Russell Breweries Inc.

May 07, 2014 13:56 ET

Russell Breweries Inc. Announces Completion of Portion of Non-Brokered Private Placement

VANCOUVER, BC--(Marketwired - May 07, 2014) -

THIS NEWS RELEASE IS INTENDED FOR DISTRIBUTION IN CANADA ONLY AND IS NOT AUTHORIZED FOR DISTRIBUTION TO UNITED STATES NEWSWIRE SERVICES OR FOR DISSEMINATION IN THE UNITED STATES

Russell Breweries Inc. (TSX VENTURE: RB) (the "Company") is pleased to announce that it has completed the first tranche of its non-brokered private placement (the "Private Placement") of common shares of the Company (the "Shares") previously announced on March 20, 2014. Under the Private Placement, the Company issued and sold 7,083,333 Shares for aggregate gross proceeds of $424,999.98. 

The Shares issued pursuant to the Private Placement are subject to a hold period of four months and one day from the closing date.

On the basis that one of the subscribers of the Private Placement, Benjamin Li Yu, is a director and interim CEO of the Company, the sale and issuance of 1,666,666 Shares to Mr. Yu is a "related party transaction" within the meaning of Multilateral Instrument 61 101 ("MI 61 101"). 

In conducting their review and approval process with respect to the sale and issuance of 1,666,666 Shares to Mr. Yu, the board of directors of the Company determined that the distribution of an information circular to shareholders, the preparation and distribution of a formal valuation and the seeking of shareholder approval for, and in connection with, the such sale and issuance of Shares is not necessary under MI 61 101 because:

(a) for the purposes of Sections 5.5(a) and 5.7(1)(a) of MI 61 101 the board of directors of the Company determined, in good faith, that the fair market value of such Shares will not exceed 25% of the market capitalization of the Company, and on that basis the proposed sale and issuance of such Shares falls within an exemption from the formal valuation requirement of Section 5.4 of MI 61 101 and from the minority shareholder approval requirement of Section 5.6 of MI 61 101; and

(b) the disinterested directors of the Company (i.e., those other than Mr. Yu) have all approved such sale and issuance of Shares.

Mr. Yu owned or controlled 0.2% of the issued and outstanding Shares prior to the closing of the first tranche of the Private Placement. Following the closing of the first tranche of the Private Placement, Mr. Yu owns or controls 2.2% of the issued and outstanding Shares.

About Russell Breweries Inc.

Russell Breweries Inc. is a leading Western Canadian brewer. It brews, markets, sells and distributes a diverse portfolio of award-winning beers that are produced by its wholly-owned regional breweries: Russell Brewing Company in British Columbia and Fort Garry Brewing Company in Manitoba. Both breweries are dedicated to producing high-quality, flavourful ales and lagers. Russell Breweries Inc. is publicly listed on the TSX Venture Exchange (TSX VENTURE: RB).

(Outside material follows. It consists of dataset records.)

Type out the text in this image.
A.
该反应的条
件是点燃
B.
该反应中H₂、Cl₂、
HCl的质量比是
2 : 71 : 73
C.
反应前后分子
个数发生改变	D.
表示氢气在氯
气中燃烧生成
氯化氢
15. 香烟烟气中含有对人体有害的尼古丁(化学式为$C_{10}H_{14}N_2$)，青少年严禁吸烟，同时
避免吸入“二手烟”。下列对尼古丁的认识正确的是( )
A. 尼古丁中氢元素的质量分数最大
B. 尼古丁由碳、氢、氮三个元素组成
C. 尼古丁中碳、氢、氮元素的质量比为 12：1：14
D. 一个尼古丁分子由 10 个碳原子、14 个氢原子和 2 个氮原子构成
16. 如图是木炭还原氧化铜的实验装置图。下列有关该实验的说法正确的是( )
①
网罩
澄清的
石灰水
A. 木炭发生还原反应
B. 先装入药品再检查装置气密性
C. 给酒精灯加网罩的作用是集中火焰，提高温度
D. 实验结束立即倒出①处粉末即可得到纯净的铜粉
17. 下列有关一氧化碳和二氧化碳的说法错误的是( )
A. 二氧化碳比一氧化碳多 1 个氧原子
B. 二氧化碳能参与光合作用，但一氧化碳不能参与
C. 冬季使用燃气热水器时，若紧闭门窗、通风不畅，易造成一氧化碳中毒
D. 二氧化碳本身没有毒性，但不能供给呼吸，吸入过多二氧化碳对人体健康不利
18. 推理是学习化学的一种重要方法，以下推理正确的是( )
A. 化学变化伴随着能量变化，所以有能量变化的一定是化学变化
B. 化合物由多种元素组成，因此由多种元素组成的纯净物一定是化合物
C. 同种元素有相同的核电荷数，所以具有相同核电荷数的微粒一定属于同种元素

Forward-Looking Information

This release includes certain statements that are deemed "forward-looking statements". All statements in this release, other than statements of historical facts, that address events or developments that the Company expects to occur, are forward-­looking statements. Forward-looking statements are statements that are not historical facts and are generally, but not always, identified by the words "expects", "plans", "anticipates", "believes", "intends", "estimates", "projects", "potential" and similar expressions, or that events or conditions "will", "would", "may", "could" or "should" occur. Although the Company believes the expectations expressed in such forward-looking statements are based on reasonable assumptions, such statements are not guarantees of future performance and actual results may differ materially from those in the forward-looking statements. Factors that could cause the actual results to differ materially from those in forward-looking statements include: the completion of the Private Placement, receiving regulatory approval of the Private Placement, the use of the proceeds of the Private Placement and future performance of the Company. Investors are cautioned that any such statements are not guarantees of future performance and actual results or developments may differ materially from those projected in the forward-looking statements. Forward-looking statements are based on the beliefs, estimates and opinions of the Company's management on the date the statements are made. Except as required by applicable securities laws, the Company undertakes no obligation to update these forward-looking statements in the event that management's beliefs, estimates or opinions, or other factors, should change.